The special occasion outfit was, I realized, somewhat outmoded now. Lemon was not a color that suited me particularly well—fine for nightgowns, worn in the privacy of my bedroom, but hardly suitable for a sophisticated gathering. I’d go to the shops tomorrow and purchase something new; I’d be able to wear it again when I was out at a restaurant or at the theater with my true love, so the money would not be wasted. Feeling happy with this decision, I made my usual pasta con pesto and listened to the Archers. There was a convoluted story line involving a very unconvincing Glaswegian milkman, and I did not particularly enjoy the episode. I’d washed up and settled down with a book about pineapples. It was surprisingly interesting. I like to read as widely as possible for many reasons, not least in order to broaden my vocabulary to assist with crossword solving. Then the silence was very rudely interrupted.

“Hello?” I said, somewhat tentatively.

“Oh, so it’s ‘Hello,’ is it? ‘Hello’—that’s all you’ve got to say to me? And where the hell were you last night, lady? Hmm?” She was playing to the gallery again.

“Mummy,” I said. “How are you?” I tried my best to steady myself.

“Never mind how I am. Where were you?”

“I’m sorry, Mummy,” I said, trying to keep my voice even. “I was . . . I was with a friend, visiting another friend in hospital, actually.”

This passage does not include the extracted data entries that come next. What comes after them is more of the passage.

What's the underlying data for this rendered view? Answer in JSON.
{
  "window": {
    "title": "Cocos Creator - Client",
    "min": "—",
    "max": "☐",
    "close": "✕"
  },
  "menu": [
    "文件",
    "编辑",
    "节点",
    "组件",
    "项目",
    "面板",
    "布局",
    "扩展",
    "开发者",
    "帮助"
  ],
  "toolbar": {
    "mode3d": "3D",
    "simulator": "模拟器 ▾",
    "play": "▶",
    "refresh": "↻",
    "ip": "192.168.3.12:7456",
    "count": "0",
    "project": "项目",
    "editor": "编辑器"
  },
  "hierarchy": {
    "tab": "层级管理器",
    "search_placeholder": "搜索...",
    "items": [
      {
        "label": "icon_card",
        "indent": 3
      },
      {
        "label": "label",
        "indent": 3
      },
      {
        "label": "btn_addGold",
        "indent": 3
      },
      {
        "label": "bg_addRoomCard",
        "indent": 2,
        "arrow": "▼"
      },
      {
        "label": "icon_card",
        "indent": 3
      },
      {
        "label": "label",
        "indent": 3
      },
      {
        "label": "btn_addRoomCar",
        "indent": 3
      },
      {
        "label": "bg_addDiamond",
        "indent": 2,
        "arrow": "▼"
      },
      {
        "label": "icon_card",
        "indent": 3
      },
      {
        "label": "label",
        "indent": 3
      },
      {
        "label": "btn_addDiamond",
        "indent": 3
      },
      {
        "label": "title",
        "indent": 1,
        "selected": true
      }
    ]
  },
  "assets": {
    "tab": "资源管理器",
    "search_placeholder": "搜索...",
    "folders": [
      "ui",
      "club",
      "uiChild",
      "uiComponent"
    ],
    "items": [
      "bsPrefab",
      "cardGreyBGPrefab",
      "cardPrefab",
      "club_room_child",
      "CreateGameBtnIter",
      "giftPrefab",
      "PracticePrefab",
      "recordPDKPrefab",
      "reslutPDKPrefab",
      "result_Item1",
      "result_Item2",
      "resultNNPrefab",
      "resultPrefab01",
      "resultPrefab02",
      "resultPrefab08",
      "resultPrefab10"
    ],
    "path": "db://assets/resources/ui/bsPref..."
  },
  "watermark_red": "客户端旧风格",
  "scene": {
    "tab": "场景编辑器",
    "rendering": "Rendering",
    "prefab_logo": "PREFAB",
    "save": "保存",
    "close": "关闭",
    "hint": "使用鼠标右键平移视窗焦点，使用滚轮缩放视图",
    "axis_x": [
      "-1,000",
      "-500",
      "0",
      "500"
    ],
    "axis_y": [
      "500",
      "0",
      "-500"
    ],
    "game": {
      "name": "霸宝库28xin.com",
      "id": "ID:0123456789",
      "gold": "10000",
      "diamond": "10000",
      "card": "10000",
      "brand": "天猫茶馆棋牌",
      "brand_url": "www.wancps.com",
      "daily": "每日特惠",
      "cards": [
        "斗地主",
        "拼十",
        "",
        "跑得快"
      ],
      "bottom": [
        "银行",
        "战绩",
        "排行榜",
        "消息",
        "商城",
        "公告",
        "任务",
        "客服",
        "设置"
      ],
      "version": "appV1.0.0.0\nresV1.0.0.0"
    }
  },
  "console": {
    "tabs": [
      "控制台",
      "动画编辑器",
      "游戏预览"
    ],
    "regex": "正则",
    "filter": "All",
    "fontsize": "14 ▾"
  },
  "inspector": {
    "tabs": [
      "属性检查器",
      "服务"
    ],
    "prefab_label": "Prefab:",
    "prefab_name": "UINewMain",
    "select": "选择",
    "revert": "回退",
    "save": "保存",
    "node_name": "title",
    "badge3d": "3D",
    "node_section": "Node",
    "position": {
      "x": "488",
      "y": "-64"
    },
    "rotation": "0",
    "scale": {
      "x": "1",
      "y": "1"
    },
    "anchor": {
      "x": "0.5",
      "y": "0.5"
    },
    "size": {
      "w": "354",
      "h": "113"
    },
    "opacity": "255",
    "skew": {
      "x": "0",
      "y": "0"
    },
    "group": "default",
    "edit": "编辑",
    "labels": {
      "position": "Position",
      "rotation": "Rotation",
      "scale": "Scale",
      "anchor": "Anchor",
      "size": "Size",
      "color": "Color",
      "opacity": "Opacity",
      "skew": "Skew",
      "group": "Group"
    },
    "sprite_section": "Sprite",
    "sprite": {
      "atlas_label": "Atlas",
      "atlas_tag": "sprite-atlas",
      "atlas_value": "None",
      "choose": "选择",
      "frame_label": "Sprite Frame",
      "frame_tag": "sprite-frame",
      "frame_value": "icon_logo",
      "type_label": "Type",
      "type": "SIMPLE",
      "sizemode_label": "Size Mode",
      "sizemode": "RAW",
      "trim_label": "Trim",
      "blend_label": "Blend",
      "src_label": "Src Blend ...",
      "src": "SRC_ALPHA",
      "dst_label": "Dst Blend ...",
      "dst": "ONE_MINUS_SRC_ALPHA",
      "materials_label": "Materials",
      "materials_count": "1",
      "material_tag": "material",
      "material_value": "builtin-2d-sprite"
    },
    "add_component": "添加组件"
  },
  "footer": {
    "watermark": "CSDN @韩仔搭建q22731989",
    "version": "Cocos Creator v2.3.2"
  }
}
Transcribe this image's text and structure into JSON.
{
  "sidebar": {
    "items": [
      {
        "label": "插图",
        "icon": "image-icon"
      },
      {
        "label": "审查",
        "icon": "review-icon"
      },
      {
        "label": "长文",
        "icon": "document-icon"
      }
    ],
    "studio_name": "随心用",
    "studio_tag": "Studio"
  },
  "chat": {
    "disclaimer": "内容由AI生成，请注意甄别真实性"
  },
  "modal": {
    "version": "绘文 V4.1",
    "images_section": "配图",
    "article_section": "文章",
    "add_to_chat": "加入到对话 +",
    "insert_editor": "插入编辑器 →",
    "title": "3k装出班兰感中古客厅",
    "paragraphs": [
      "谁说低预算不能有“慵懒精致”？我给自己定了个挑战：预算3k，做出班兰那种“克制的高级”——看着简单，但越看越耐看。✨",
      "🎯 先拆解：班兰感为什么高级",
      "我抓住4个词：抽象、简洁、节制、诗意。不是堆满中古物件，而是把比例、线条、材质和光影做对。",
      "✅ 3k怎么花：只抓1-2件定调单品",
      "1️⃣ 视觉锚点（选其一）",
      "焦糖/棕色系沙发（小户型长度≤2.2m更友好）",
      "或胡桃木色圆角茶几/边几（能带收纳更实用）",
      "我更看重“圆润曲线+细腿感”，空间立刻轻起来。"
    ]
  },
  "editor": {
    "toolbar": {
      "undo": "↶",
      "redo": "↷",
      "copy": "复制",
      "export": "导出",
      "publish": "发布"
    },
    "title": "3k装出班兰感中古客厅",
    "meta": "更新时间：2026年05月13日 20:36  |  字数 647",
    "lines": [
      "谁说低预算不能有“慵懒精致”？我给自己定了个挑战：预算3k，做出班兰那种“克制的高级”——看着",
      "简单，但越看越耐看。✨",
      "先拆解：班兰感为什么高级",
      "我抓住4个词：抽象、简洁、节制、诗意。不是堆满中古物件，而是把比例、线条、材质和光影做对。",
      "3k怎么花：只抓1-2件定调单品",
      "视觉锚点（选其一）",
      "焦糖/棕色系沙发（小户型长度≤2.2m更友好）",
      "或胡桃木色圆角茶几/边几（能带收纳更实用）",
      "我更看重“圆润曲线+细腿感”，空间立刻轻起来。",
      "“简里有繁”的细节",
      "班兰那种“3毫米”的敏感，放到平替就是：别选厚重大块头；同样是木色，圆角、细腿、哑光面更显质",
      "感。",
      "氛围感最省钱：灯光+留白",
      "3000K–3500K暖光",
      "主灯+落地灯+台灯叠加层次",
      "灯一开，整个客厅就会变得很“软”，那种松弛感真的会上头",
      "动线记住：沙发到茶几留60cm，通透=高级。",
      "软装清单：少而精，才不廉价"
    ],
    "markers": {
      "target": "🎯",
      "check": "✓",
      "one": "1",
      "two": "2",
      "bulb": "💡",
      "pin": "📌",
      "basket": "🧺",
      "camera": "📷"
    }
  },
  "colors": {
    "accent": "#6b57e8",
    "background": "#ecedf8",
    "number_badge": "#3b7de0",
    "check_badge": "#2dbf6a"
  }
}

“Oh, Eleanor,” she said, her voice oozingly oleaginous, “you don’t have friends, darling. Now come on, tell me where you really were, and I want the truth this time. Were you doing something naughty? Tell Mummy, there’s a good girl.”

“Honestly, Mummy, I was out with Raymond”—there was a snort—“visiting this nice old man in hospital. He fell in the street and we helped him and—”

“SHUT YOUR LYING LITTLE CAKE HOLE!” I flinched, dropped the book, picked it up again.

“You know what happens to liars, don’t you, Eleanor? You remember?” Her voice was back to sickly sweet. “I don’t mind how bad the truth is, but I won’t tolerate lies, Eleanor. You of all people should know that, even after all this time.”

“Mummy, I’m sorry if you don’t believe me, but it’s true. Raymond and I went to hospital to visit a man we’d helped when he had an accident. It’s true, I swear it!”

“Really?” she drawled. “Well, that’s just delightful, isn’t it? You can’t be bothered to talk to your own mother, and yet you spend your Wednesday evenings visiting some geriatric, accident-prone stranger? Charming.”

“Please, Mummy, let’s not fight. How are you? Have you had a good day?”

“I don’t want to talk about me, Eleanor. I already know all about me. I want to talk about you. How is your project coming along? Any news for Mummy?”

I might have known she’d remember. How much should I tell her? Everything, I supposed.

“I went to his house, Mummy,” I said. I heard the click of a lighter and then a long exhaled breath. I could almost smell the smoke from her Sobranie.

“Oooh,” she said. “Interesting.” She took in another lungful and expelled it with a sigh. “Who’s this ‘he’”?

“He’s a musician, Mummy.” I didn’t want to tell her his name quite yet—there is a power in naming things, and I wasn’t quite ready to cede it to her yet, to hear those precious syllables rolled in her mouth, for her to spit them out again. “And he’s handsome and clever and, well, I think he’s the perfect man for me, really. I knew it as soon as I saw him.”